Nur noch 5 Wochen bis zum Abflug! Mein Jahresvisum klebt im Reisepass, die ersten beiden homöopatischen Impfungen habe ich hinter mir, der Rucksack steht schon bereit und füllt sich langsam. Manchmal kann ich es kaum erwarten, bis mein letzter Arbeitstag Ende Oktober kommt und der Abflug kurz bevor steht. Und manchmal taucht ein bisschen Verunsicherung auf: Wie wird das sein, nach 4 Jahren wieder in Indien anzukommen? Werde ich mich wieder zuhause fühlen trotz aller Widrigkeiten? wie wird es sein, dieses Mal zuerst fast 5 Wochen alleine in Indien zu sein, bis wir dann zu zweit weiterreisen? Gemischte Gefühle … freudige Erwartung, leichte Unsicherheit und das Bewusstsein, dass ein neuer Lebensabschnitt anfängt mit dem Rentenbeginn und ganz sicher der größte Teil meines Lebens gelebt ist. Aber irgendwie ziehen diese Gefühle und Gedanken auch wieder vorbei, mit einem tiefen Atemzug bin ich wieder im Hier und Jetzt und das Zeitgefühl tritt in den Hintergrund. Sekunden, Minuten, Stunden, Tage – alles Konstrukte, damit wir den Fluß des Lebens, in dem wir uns bewegen, irgendwie fassen können.

Blog Indien – der Anfang

Reisevorbereitungen (26.08.2017)

Indien – erst war es nur so ein Gedanke: Nach Rentenbeginn fahre ich endlich wieder einmal nach Südindien! Das Land, in dem ich immer nur minimalistisch gelebt, auf harten, nach Mottenpulver riechenden Matrazen geschlafen habe, viel barfuß ging und fast immer das Gleiche an hatte: einen Salwar Kameez – nur die Farben wechselten und die wenigen Verzierungen der Oberteile unterschieden sich je nach gewähltem Hemd. 

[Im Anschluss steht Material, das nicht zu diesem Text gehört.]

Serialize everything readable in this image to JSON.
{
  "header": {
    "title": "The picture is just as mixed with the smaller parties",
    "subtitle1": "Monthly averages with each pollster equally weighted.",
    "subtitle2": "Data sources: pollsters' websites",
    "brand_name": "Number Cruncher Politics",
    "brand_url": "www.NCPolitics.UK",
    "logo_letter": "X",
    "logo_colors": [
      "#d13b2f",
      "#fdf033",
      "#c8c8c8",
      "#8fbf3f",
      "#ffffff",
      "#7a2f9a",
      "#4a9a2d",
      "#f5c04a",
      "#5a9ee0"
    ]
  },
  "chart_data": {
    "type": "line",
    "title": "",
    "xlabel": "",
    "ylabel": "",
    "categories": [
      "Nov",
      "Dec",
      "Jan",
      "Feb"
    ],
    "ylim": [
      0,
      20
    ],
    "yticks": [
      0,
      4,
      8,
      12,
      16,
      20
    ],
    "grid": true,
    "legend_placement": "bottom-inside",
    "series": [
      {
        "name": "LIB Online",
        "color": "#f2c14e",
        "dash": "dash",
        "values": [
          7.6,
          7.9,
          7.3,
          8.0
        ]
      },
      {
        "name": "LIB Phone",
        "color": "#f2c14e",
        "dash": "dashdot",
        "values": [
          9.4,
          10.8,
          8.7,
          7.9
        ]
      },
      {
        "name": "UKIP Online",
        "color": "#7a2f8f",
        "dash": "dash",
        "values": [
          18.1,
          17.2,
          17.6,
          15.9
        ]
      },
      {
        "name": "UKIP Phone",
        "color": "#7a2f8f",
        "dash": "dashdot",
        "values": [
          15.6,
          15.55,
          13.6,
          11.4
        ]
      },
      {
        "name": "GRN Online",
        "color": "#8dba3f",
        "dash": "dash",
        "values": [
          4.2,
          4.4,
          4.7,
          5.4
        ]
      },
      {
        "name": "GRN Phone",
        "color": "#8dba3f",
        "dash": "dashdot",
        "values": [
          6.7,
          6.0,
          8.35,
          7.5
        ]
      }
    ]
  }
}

Und dennoch:  Indien fühlt sich seit dem ersten Tag, an dem ich meinen Fuß auf indischen Boden setzte am Flughafen Chennai, wie Heimat an. Und bei jedem Besuch immer wieder dieses Gefühl des Nach-Hause-Kommens. Warum nur – werde ich es jemals herausfinden?

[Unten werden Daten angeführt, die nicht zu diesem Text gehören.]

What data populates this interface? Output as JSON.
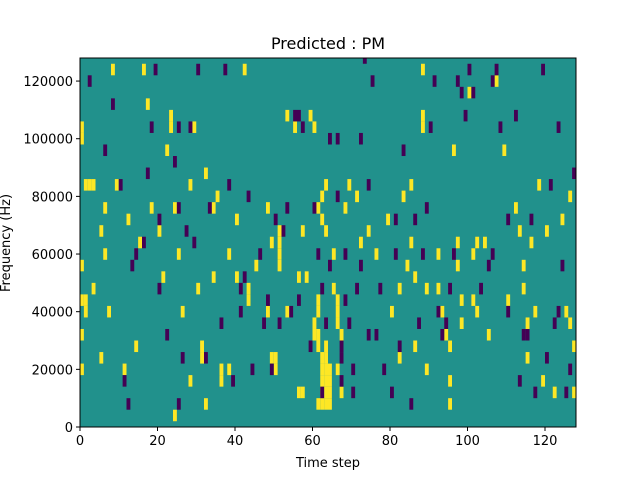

Nach 40 Jahren Berufstätigkeit, angestellt und selbständig, war es Zeit, die Segel neu zu setzen und wo anders als in Indien konnte das sein. In Indien, dem Land der Sinnsucher, Gurus, des Meditierens und der tiefen im Alltag verwurzelten Religiosität.

Knapp ein Jahr vor Rentenbeginn kam der Gedanke auf und rückte mit jedem Monat näher und wurde konkreter. Zuerst legte ich ein halbes Jahr vor dem geplanten Start die Reisedaten für den 2-monatigen Aufenthalt fest, dann buchte ich die Flugtickets. Mir dämmerte: Aha, jetzt wird es etwas mit der Reise. Dann war es über Monate eine beschlossene Sache, die aber im Alltag immer wieder in den Hintergrund rutschte.

Und nun sind es nur noch 2,5 Monate und weitere konkrete Maßnahmen  stehen an: Impfungen, Überlegungen, was ich mitnehme in meinem minimalistischen Gepäck, einem Rucksack (40x50x20 cm), Visumsantrag vorbereiten und die freiberuflichen Tätigkeiten auf „Fernbeziehung“ umstellen – zwei Monate werde ich digitale Nomadin sein. Das Notebook wird mit Fernzugang zum PC in der Heimat ausgestattet, die wichtigsten Zugriffe und Zugänge über Internet eingerichtet, z.B. auch auf diese Website und natürlich auf die Mails.